Our search for Tutankhamun's mother and wife focused on four unidentified females. Two of these, nicknamed the "Elder Lady" and the "Younger Lady," had been discovered in 1898, unwrapped and casually laid on the floor of a side chamber in the tomb of Amenhotep II (KV35), evidently hidden there by priests after the end of the New Kingdom, around 1000 B.C. The other two anonymous females were from a small tomb (KV21) in the Valley of the Kings.
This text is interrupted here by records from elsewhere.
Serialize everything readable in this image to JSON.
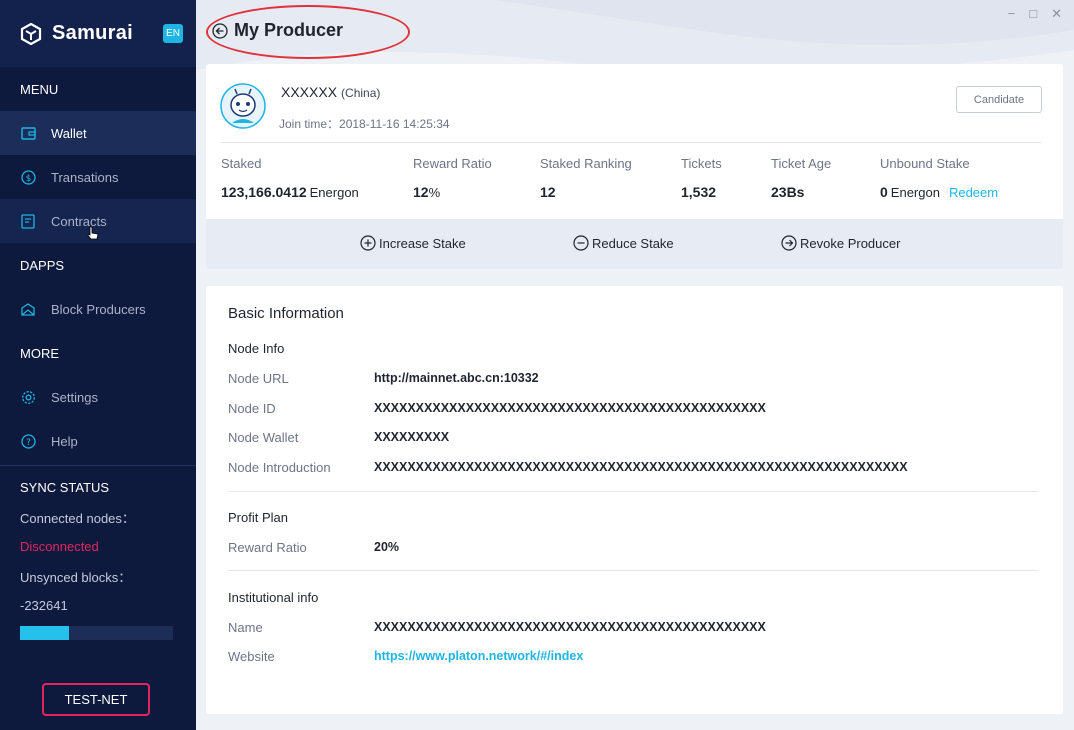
{
  "app": {
    "name": "Samurai",
    "lang_badge": "EN"
  },
  "window": {
    "minimize": "−",
    "maximize": "□",
    "close": "✕"
  },
  "sidebar": {
    "menu_title": "MENU",
    "items": [
      {
        "label": "Wallet",
        "icon": "wallet-icon",
        "active": true
      },
      {
        "label": "Transations",
        "icon": "dollar-icon",
        "active": false
      },
      {
        "label": "Contracts",
        "icon": "contract-icon",
        "active": false
      }
    ],
    "dapps_title": "DAPPS",
    "dapps_items": [
      {
        "label": "Block Producers",
        "icon": "block-producers-icon"
      }
    ],
    "more_title": "MORE",
    "more_items": [
      {
        "label": "Settings",
        "icon": "gear-icon"
      },
      {
        "label": "Help",
        "icon": "help-icon"
      }
    ],
    "sync": {
      "title": "SYNC STATUS",
      "connected_label": "Connected nodes：",
      "connected_value": "Disconnected",
      "unsynced_label": "Unsynced blocks：",
      "unsynced_value": "-232641",
      "progress_fraction": 0.32
    },
    "network_button": "TEST-NET"
  },
  "page": {
    "title": "My Producer"
  },
  "producer": {
    "name": "XXXXXX",
    "country": "(China)",
    "join_time": "Join time：2018-11-16 14:25:34",
    "status_button": "Candidate",
    "stats": [
      {
        "label": "Staked",
        "value": "123,166.0412",
        "unit": "Energon"
      },
      {
        "label": "Reward Ratio",
        "value": "12",
        "unit": "%"
      },
      {
        "label": "Staked Ranking",
        "value": "12",
        "unit": ""
      },
      {
        "label": "Tickets",
        "value": "1,532",
        "unit": ""
      },
      {
        "label": "Ticket Age",
        "value": "23Bs",
        "unit": ""
      },
      {
        "label": "Unbound Stake",
        "value": "0",
        "unit": "Energon",
        "link": "Redeem"
      }
    ],
    "actions": {
      "increase": "Increase Stake",
      "reduce": "Reduce Stake",
      "revoke": "Revoke Producer"
    }
  },
  "basic_info": {
    "title": "Basic Information",
    "node_info": {
      "title": "Node Info",
      "rows": [
        {
          "key": "Node URL",
          "value": "http://mainnet.abc.cn:10332"
        },
        {
          "key": "Node ID",
          "value": "XXXXXXXXXXXXXXXXXXXXXXXXXXXXXXXXXXXXXXXXXXXXXXX"
        },
        {
          "key": "Node Wallet",
          "value": "XXXXXXXXX"
        },
        {
          "key": "Node Introduction",
          "value": "XXXXXXXXXXXXXXXXXXXXXXXXXXXXXXXXXXXXXXXXXXXXXXXXXXXXXXXXXXXXXXXX"
        }
      ]
    },
    "profit_plan": {
      "title": "Profit Plan",
      "rows": [
        {
          "key": "Reward Ratio",
          "value": "20%"
        }
      ]
    },
    "institutional": {
      "title": "Institutional info",
      "rows": [
        {
          "key": "Name",
          "value": "XXXXXXXXXXXXXXXXXXXXXXXXXXXXXXXXXXXXXXXXXXXXXXX"
        },
        {
          "key": "Website",
          "value": "https://www.platon.network/#/index"
        }
      ]
    }
  },
  "colors": {
    "sidebar_bg": "#0e1a3d",
    "accent": "#1fb5e3",
    "danger": "#e0265d"
  }
}
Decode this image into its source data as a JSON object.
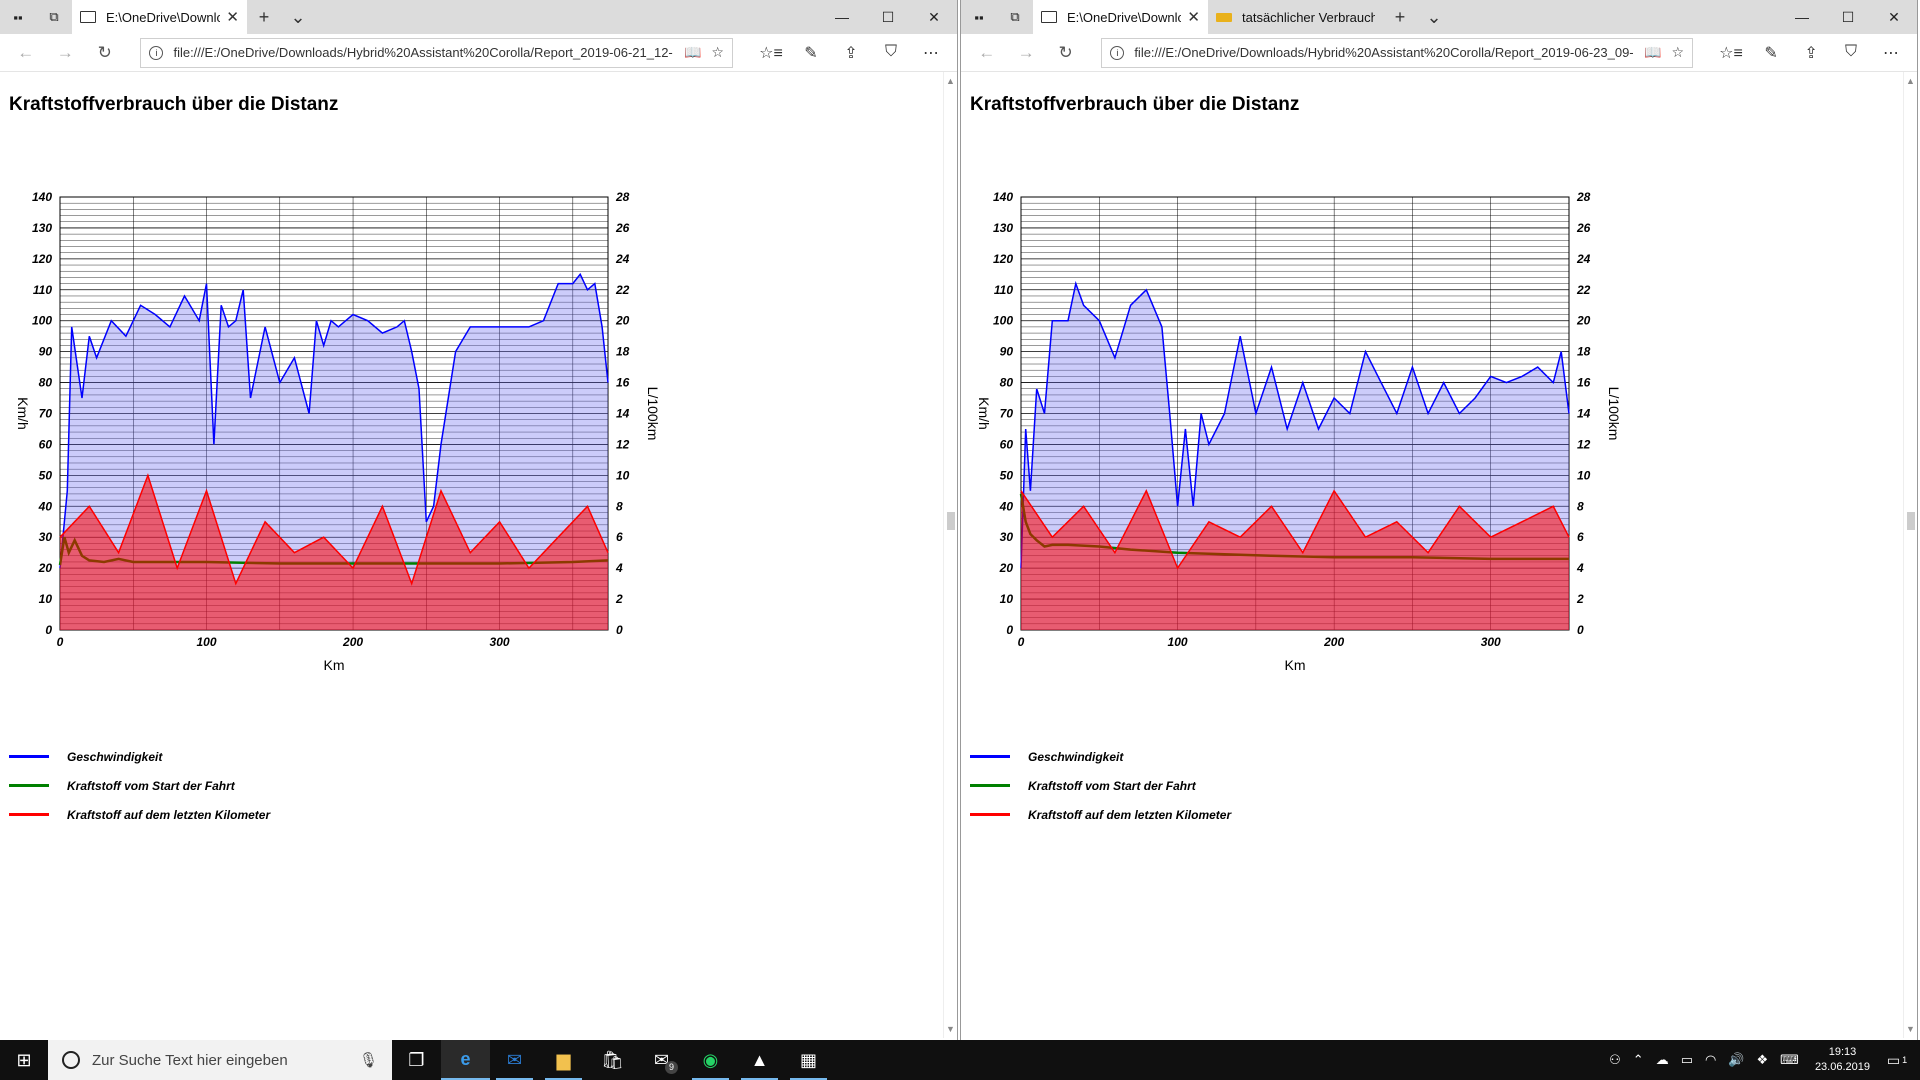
{
  "windows": [
    {
      "id": "left",
      "tabs": [
        {
          "title": "E:\\OneDrive\\Downloads",
          "active": true
        }
      ],
      "address": "file:///E:/OneDrive/Downloads/Hybrid%20Assistant%20Corolla/Report_2019-06-21_12-",
      "page_title": "Kraftstoffverbrauch über die Distanz",
      "legend": [
        "Geschwindigkeit",
        "Kraftstoff vom Start der Fahrt",
        "Kraftstoff auf dem letzten Kilometer"
      ],
      "chart_data": {
        "type": "line",
        "title": "Kraftstoffverbrauch über die Distanz",
        "xlabel": "Km",
        "ylabel": "Km/h",
        "y2label": "L/100km",
        "xlim": [
          0,
          374
        ],
        "ylim": [
          0,
          140
        ],
        "y2lim": [
          0,
          28
        ],
        "x_ticks": [
          0,
          100,
          200,
          300
        ],
        "y_ticks": [
          0,
          10,
          20,
          30,
          40,
          50,
          60,
          70,
          80,
          90,
          100,
          110,
          120,
          130,
          140
        ],
        "y2_ticks": [
          0,
          2,
          4,
          6,
          8,
          10,
          12,
          14,
          16,
          18,
          20,
          22,
          24,
          26,
          28
        ],
        "grid": true,
        "legend_position": "bottom-left",
        "series": [
          {
            "name": "Geschwindigkeit",
            "axis": "left",
            "color": "#0000ff",
            "x": [
              0,
              5,
              8,
              15,
              20,
              25,
              35,
              45,
              55,
              65,
              75,
              85,
              95,
              100,
              105,
              110,
              115,
              120,
              125,
              130,
              140,
              150,
              160,
              170,
              175,
              180,
              185,
              190,
              195,
              200,
              210,
              220,
              230,
              235,
              240,
              245,
              250,
              255,
              260,
              270,
              280,
              290,
              300,
              310,
              320,
              330,
              340,
              350,
              355,
              360,
              365,
              370,
              374
            ],
            "y": [
              20,
              45,
              98,
              75,
              95,
              88,
              100,
              95,
              105,
              102,
              98,
              108,
              100,
              112,
              60,
              105,
              98,
              100,
              110,
              75,
              98,
              80,
              88,
              70,
              100,
              92,
              100,
              98,
              100,
              102,
              100,
              96,
              98,
              100,
              90,
              78,
              35,
              40,
              60,
              90,
              98,
              98,
              98,
              98,
              98,
              100,
              112,
              112,
              115,
              110,
              112,
              98,
              80
            ]
          },
          {
            "name": "Kraftstoff vom Start der Fahrt",
            "axis": "right",
            "color": "#008000",
            "x": [
              0,
              3,
              6,
              10,
              15,
              20,
              30,
              40,
              50,
              60,
              80,
              100,
              150,
              200,
              250,
              300,
              350,
              374
            ],
            "y": [
              4.2,
              6.0,
              5.0,
              5.8,
              4.8,
              4.5,
              4.4,
              4.6,
              4.4,
              4.4,
              4.4,
              4.4,
              4.3,
              4.3,
              4.3,
              4.3,
              4.4,
              4.5
            ]
          },
          {
            "name": "Kraftstoff auf dem letzten Kilometer",
            "axis": "right",
            "color": "#ff0000",
            "x": [
              0,
              20,
              40,
              60,
              80,
              100,
              120,
              140,
              160,
              180,
              200,
              220,
              240,
              260,
              280,
              300,
              320,
              340,
              360,
              374
            ],
            "y": [
              6,
              8,
              5,
              10,
              4,
              9,
              3,
              7,
              5,
              6,
              4,
              8,
              3,
              9,
              5,
              7,
              4,
              6,
              8,
              5
            ]
          }
        ]
      }
    },
    {
      "id": "right",
      "tabs": [
        {
          "title": "E:\\OneDrive\\Downloads",
          "active": true
        },
        {
          "title": "tatsächlicher Verbrauch - PF",
          "active": false
        }
      ],
      "address": "file:///E:/OneDrive/Downloads/Hybrid%20Assistant%20Corolla/Report_2019-06-23_09-",
      "page_title": "Kraftstoffverbrauch über die Distanz",
      "legend": [
        "Geschwindigkeit",
        "Kraftstoff vom Start der Fahrt",
        "Kraftstoff auf dem letzten Kilometer"
      ],
      "chart_data": {
        "type": "line",
        "title": "Kraftstoffverbrauch über die Distanz",
        "xlabel": "Km",
        "ylabel": "Km/h",
        "y2label": "L/100km",
        "xlim": [
          0,
          350
        ],
        "ylim": [
          0,
          140
        ],
        "y2lim": [
          0,
          28
        ],
        "x_ticks": [
          0,
          100,
          200,
          300
        ],
        "y_ticks": [
          0,
          10,
          20,
          30,
          40,
          50,
          60,
          70,
          80,
          90,
          100,
          110,
          120,
          130,
          140
        ],
        "y2_ticks": [
          0,
          2,
          4,
          6,
          8,
          10,
          12,
          14,
          16,
          18,
          20,
          22,
          24,
          26,
          28
        ],
        "grid": true,
        "legend_position": "bottom-left",
        "series": [
          {
            "name": "Geschwindigkeit",
            "axis": "left",
            "color": "#0000ff",
            "x": [
              0,
              3,
              6,
              10,
              15,
              20,
              30,
              35,
              40,
              50,
              60,
              70,
              80,
              90,
              95,
              100,
              105,
              110,
              115,
              120,
              130,
              140,
              150,
              160,
              170,
              180,
              190,
              200,
              210,
              220,
              230,
              240,
              250,
              260,
              270,
              280,
              290,
              300,
              310,
              320,
              330,
              340,
              345,
              350
            ],
            "y": [
              20,
              65,
              45,
              78,
              70,
              100,
              100,
              112,
              105,
              100,
              88,
              105,
              110,
              98,
              70,
              40,
              65,
              40,
              70,
              60,
              70,
              95,
              70,
              85,
              65,
              80,
              65,
              75,
              70,
              90,
              80,
              70,
              85,
              70,
              80,
              70,
              75,
              82,
              80,
              82,
              85,
              80,
              90,
              70
            ]
          },
          {
            "name": "Kraftstoff vom Start der Fahrt",
            "axis": "right",
            "color": "#008000",
            "x": [
              0,
              3,
              6,
              10,
              15,
              20,
              30,
              50,
              70,
              100,
              130,
              160,
              200,
              250,
              300,
              350
            ],
            "y": [
              8.8,
              7.0,
              6.2,
              5.8,
              5.4,
              5.5,
              5.5,
              5.4,
              5.2,
              5.0,
              4.9,
              4.8,
              4.7,
              4.7,
              4.6,
              4.6
            ]
          },
          {
            "name": "Kraftstoff auf dem letzten Kilometer",
            "axis": "right",
            "color": "#ff0000",
            "x": [
              0,
              20,
              40,
              60,
              80,
              100,
              120,
              140,
              160,
              180,
              200,
              220,
              240,
              260,
              280,
              300,
              320,
              340,
              350
            ],
            "y": [
              9,
              6,
              8,
              5,
              9,
              4,
              7,
              6,
              8,
              5,
              9,
              6,
              7,
              5,
              8,
              6,
              7,
              8,
              6
            ]
          }
        ]
      }
    }
  ],
  "taskbar": {
    "search_placeholder": "Zur Suche Text hier eingeben",
    "mail_badge": "9",
    "time": "19:13",
    "date": "23.06.2019",
    "notification_count": "1"
  }
}
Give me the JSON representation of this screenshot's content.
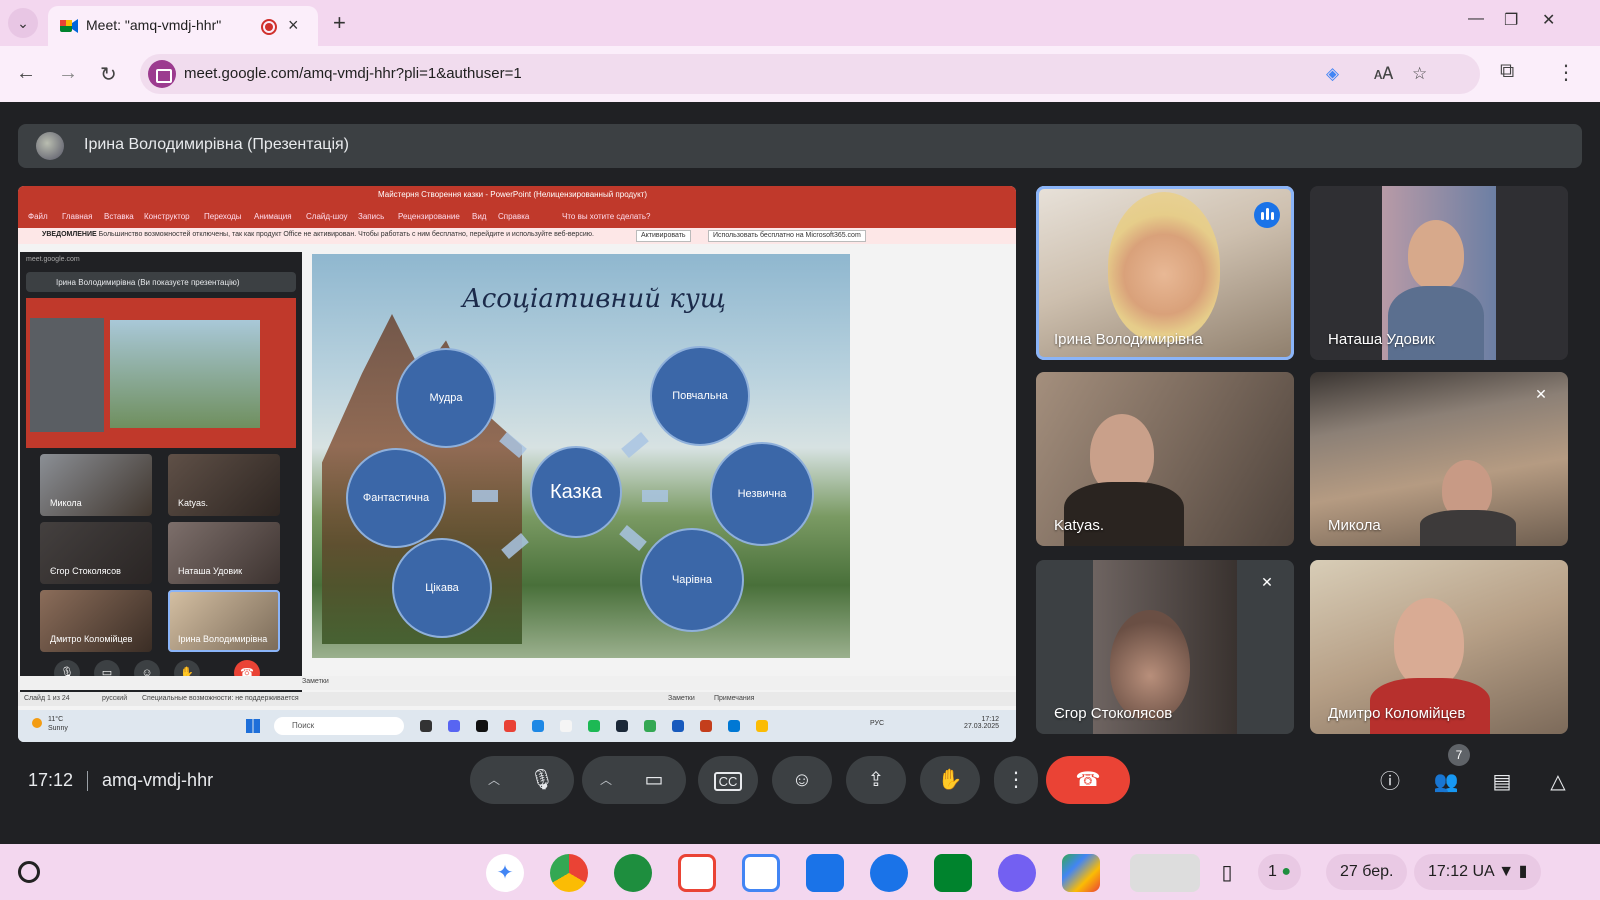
{
  "browser": {
    "tab_title": "Meet: \"amq-vmdj-hhr\"",
    "url": "meet.google.com/amq-vmdj-hhr?pli=1&authuser=1"
  },
  "presentation": {
    "banner": "Ірина Володимирівна (Презентація)",
    "ppt_title": "Майстерня Створення казки - PowerPoint (Нелицензированный продукт)",
    "ribbon_tabs": [
      "Файл",
      "Главная",
      "Вставка",
      "Конструктор",
      "Переходы",
      "Анимация",
      "Слайд-шоу",
      "Запись",
      "Рецензирование",
      "Вид",
      "Справка",
      "Что вы хотите сделать?"
    ],
    "notice_label": "УВЕДОМЛЕНИЕ",
    "notice_text": "Большинство возможностей отключены, так как продукт Office не активирован. Чтобы работать с ним бесплатно, перейдите и используйте веб-версию.",
    "notice_btn1": "Активировать",
    "notice_btn2": "Использовать бесплатно на Microsoft365.com",
    "slide": {
      "title": "Асоціативний кущ",
      "center": "Казка",
      "words": [
        "Мудра",
        "Повчальна",
        "Фантастична",
        "Незвична",
        "Цікава",
        "Чарівна"
      ]
    },
    "notes_label": "Заметки",
    "status_left": "Слайд 1 из 24",
    "status_lang": "русский",
    "status_access": "Специальные возможности: не поддерживается",
    "status_notes": "Заметки",
    "status_comments": "Примечания",
    "taskbar": {
      "weather_temp": "11°C",
      "weather_desc": "Sunny",
      "search": "Поиск",
      "lang": "РУС",
      "time": "17:12",
      "date": "27.03.2025"
    },
    "mini_meet": {
      "url": "meet.google.com",
      "header": "Ірина Володимирівна (Ви показуєте презентацію)",
      "tiles": [
        "Микола",
        "Katyas.",
        "Єгор Стоколясов",
        "Наташа Удовик",
        "Дмитро Коломійцев",
        "Ірина Володимирівна"
      ]
    }
  },
  "participants": [
    {
      "name": "Ірина Володимирівна",
      "speaking": true
    },
    {
      "name": "Наташа Удовик"
    },
    {
      "name": "Katyas."
    },
    {
      "name": "Микола",
      "muted": true
    },
    {
      "name": "Єгор Стоколясов",
      "muted": true
    },
    {
      "name": "Дмитро Коломійцев"
    }
  ],
  "meeting": {
    "time": "17:12",
    "code": "amq-vmdj-hhr",
    "people_count": "7"
  },
  "shelf": {
    "date": "27 бер.",
    "time": "17:12",
    "locale": "UA",
    "notif_count": "1"
  },
  "colors": {
    "accent": "#1a73e8",
    "end_call": "#ea4335",
    "ppt": "#c0392b",
    "bubble": "#3b67a8"
  }
}
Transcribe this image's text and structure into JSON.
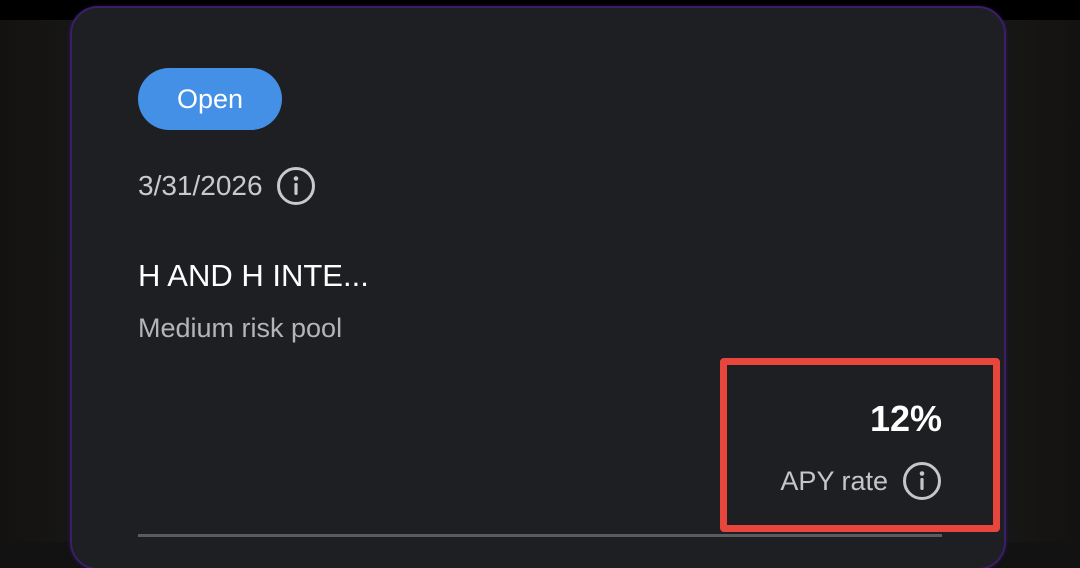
{
  "pool": {
    "status_badge": "Open",
    "date": "3/31/2026",
    "name": "H AND H INTE...",
    "risk_label": "Medium risk pool",
    "apy_value": "12%",
    "apy_label": "APY rate"
  },
  "icons": {
    "date_info": "info-circle-icon",
    "apy_info": "info-circle-icon"
  },
  "colors": {
    "badge_bg": "#4390e6",
    "card_bg": "#1d1f22",
    "highlight": "#e8453c"
  }
}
The architecture of this tomb suggests a date in the 18th dynasty, and both mummies hold their left fist against their chest in what is generally interpreted as a queenly pose.
Finally, we would attempt to obtain DNA from the fetuses in Tutankhamun's tomb—not a promising prospect given the extremely poor condition of these mummies. But if we succeeded, we might be able to fill in the missing pieces to a royal puzzle extending over five generations.
To obtain workable samples, the geneticists extracted tissue from several different locations in each mummy, always from deep within the bone, where there was no chance the specimen would be contaminated by the DNA of previous archaeologists—or of the Egyptian priests who had performed the mummification. Extreme care was also taken to avoid any contamination by the researchers themselves. After the samples were extracted, the DNA had to be separated from unwanted substances, including the unguents and resins the priests had used to preserve the bodies. Since the embalming material varied with each mummy, so did the steps needed to purify the DNA. In each case the fragile material could be destroyed at every step.
At the center of the study was Tutankhamun himself. If the extraction and isolation succeeded, his DNA would be captured in a clear liquid solution, ready to be analyzed. To our dismay, however, the initial solutions turned out a murky black. Six months of hard work were required to figure out how to remove the contaminant—some still unidentified product of the mummification process—and obtain a sample ready for amplifying and sequencing.